A couple of weeks ago on a Friday afternoon, I was sitting at the table prepping for the opening night of Fully Alive: Unveil Yourself through Conscious Dance, Yoga and Mindfulness workshop at Esalen Institute. In my journal, I was writing the question over and over again “What is Fully Alive?” and pondering and contemplating what does it really mean. When suddenly I was hit by an intense wave of sadness and I felt a hollowing and aching sensation around my heart. I was surprised by the emotion and sensation and even more surprised when out of the blue I said to myself, “I miss my parents’ voice.” I long to hear them say my name in Cantonese.
There was an intense tugging of my heart. I felt an energetic extension outward towards somewhere in the ether and at the same time felt the origin of that energy rooted in the bottom of my heart. That tug sometimes got more intense as the energy reached out further, searching and stretching to make some connections. And sometimes the tug seemed to be at peace as it stood still, pausing as if to catch its breath. And after moments of experiencing a few repetitions of reaching and pausing, I broke down and cried. “Longing is so alive,” I said. I forgot that I could feel such pain from longing for someone.
When I allow myself to be cracked wide open momentarily and feel the vulnerability of losing control and losing people I love, the experience is so vibrant, and liberating. There seems to be an infinite spaciousness to just feel and be. I wonder perhaps at my death knowing that I’m about to lose control of my life and lose the people I love, I would remember to let go, swim into the depth of that vulnerability, and feel the liberation and infinite spaciousness to what death has to offer. That evening when I asked the question “What is fully alive?” to the group, one of the participants said, “It is to feel death.” The thought of being fully alive while dying is a breath of fresh air.
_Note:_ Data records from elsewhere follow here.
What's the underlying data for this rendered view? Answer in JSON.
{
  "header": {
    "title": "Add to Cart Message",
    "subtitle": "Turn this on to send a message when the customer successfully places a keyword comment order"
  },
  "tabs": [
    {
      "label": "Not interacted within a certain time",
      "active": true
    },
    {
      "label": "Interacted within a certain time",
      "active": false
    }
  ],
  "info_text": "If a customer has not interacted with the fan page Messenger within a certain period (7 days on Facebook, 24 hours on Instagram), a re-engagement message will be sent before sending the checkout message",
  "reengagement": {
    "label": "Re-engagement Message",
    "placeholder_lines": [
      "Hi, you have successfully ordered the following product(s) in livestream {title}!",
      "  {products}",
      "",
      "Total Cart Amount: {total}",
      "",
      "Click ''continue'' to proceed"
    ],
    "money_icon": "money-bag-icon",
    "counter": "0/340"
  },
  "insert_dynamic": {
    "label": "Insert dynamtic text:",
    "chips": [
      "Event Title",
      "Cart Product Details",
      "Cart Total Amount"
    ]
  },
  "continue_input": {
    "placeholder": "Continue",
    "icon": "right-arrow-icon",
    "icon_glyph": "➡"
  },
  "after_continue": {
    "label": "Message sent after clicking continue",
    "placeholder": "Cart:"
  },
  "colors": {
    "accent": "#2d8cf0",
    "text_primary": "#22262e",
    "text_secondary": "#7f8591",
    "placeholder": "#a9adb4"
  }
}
As human beings, we are capable of feeling a vast range of emotions. So many times, we may want to avoid or fast forward unpleasant feelings like sadness, missing someone, angry, jealousy, or the thought of death. Yet to be fully alive is to show up and greet everything that comes our way… the good, the bad, and the ugly. And to use our aliveness to see clearly that these things we label as good, bad, and ugly are ultimately coming from the same source – our longing for love. To be fully alive invokes our courage to let go of the safety net, free fall, and dive fiercely into the ether to meet life with all of ourselves, nothing more and nothing less.